The following points are what make FST different than many other techniques:

  • Pain free
  • Rapid results
  • Long lasting to permanent outcomes
  • Many clients who have experienced other therapies and training report never feeling as good as after getting an FST session.

What to Expect in a Fascial Stretch Therapy™ Session?

After a conversation about your needs and goals, and then an assortment of functional movement tests and other assessments, you lie on a comfortable table, which has soft stabilizing straps that may be used to secure your body. The straps are used because the FST practitioner will be moving your body in particular ways to both assess and restore movement that has been lost, is painful and/or weak or is simply of poor overall mobility. Extremely gentle movements may be used if you are in pain or they may be more vigorous if you are training for an athletic activity. In any case, the session is created around your needs so specific goals are addressed.

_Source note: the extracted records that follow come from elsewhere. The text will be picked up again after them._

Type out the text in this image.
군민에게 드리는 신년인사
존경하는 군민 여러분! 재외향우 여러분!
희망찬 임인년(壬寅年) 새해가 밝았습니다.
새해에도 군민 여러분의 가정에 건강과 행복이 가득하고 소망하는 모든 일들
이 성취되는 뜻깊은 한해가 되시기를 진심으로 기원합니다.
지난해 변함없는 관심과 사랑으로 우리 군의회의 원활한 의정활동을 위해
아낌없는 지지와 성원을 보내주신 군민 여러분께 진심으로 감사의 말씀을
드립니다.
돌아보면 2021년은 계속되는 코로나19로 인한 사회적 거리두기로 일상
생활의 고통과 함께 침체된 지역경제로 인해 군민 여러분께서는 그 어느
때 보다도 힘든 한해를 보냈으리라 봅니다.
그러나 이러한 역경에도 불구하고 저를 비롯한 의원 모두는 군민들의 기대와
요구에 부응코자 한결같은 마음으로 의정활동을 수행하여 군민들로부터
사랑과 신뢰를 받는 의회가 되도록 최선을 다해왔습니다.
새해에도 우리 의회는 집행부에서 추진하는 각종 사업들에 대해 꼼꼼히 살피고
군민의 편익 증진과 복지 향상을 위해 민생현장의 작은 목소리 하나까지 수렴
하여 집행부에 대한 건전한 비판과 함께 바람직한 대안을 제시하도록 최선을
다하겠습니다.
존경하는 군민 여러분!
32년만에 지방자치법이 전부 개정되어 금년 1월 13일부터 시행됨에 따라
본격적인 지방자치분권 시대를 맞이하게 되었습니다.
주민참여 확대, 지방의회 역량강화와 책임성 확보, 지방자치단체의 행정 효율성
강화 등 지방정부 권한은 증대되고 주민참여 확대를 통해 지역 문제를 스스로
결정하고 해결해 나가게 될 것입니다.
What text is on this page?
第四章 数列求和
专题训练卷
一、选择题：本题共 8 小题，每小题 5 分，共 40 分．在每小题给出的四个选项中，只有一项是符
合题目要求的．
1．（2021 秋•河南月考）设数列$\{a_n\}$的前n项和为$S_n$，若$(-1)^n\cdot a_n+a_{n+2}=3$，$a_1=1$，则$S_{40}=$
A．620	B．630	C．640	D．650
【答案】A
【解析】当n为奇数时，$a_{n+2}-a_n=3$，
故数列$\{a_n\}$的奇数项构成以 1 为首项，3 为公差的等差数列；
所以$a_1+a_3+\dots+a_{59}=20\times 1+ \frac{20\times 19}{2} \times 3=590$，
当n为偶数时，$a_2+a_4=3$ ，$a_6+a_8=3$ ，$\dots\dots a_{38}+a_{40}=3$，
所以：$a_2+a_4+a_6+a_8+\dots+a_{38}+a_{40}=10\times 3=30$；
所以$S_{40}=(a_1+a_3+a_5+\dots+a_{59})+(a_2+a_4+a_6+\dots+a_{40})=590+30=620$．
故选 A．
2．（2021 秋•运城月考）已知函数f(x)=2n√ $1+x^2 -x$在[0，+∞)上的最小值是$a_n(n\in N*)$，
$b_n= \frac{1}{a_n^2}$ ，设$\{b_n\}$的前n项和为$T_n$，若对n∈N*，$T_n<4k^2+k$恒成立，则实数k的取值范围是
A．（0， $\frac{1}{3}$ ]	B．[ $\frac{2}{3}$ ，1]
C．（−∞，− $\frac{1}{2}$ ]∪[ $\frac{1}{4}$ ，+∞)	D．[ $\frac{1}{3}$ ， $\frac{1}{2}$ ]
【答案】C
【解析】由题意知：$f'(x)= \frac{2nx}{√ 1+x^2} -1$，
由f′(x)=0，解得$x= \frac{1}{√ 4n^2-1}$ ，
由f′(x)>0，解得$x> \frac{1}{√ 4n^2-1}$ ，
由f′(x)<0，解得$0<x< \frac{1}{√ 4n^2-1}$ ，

Movements unique to FST will strengthen, lengthen and comprehensively balance your entire body. The brain and body are re-educated when neurological receptors called mechanoreceptors are stimulated because the majority of them are located throughout fascial tissue, which is the primary target of FST. Other receptors called ‘interoreceptors’ are also located throughout fascia, even around all the organs and have direct connections to deep parts of the brain (e.g. insula) that, among other things, are related to your sense of self and wellbeing. That is why people feel so good after FST.

Finally, many clients find themselves having to empty their bladders, as FST mobilizes the lymphatic system, resulting in decreasing inflammation and increasing the detoxification effect of moving blood and other fluids in the body.

The session ends with a movement-based home program based on your assessment findings and response to the FST session. Since the movements are specifically designed for you, compliance with your home program is necessary if you are to successfully achieve all of your goals.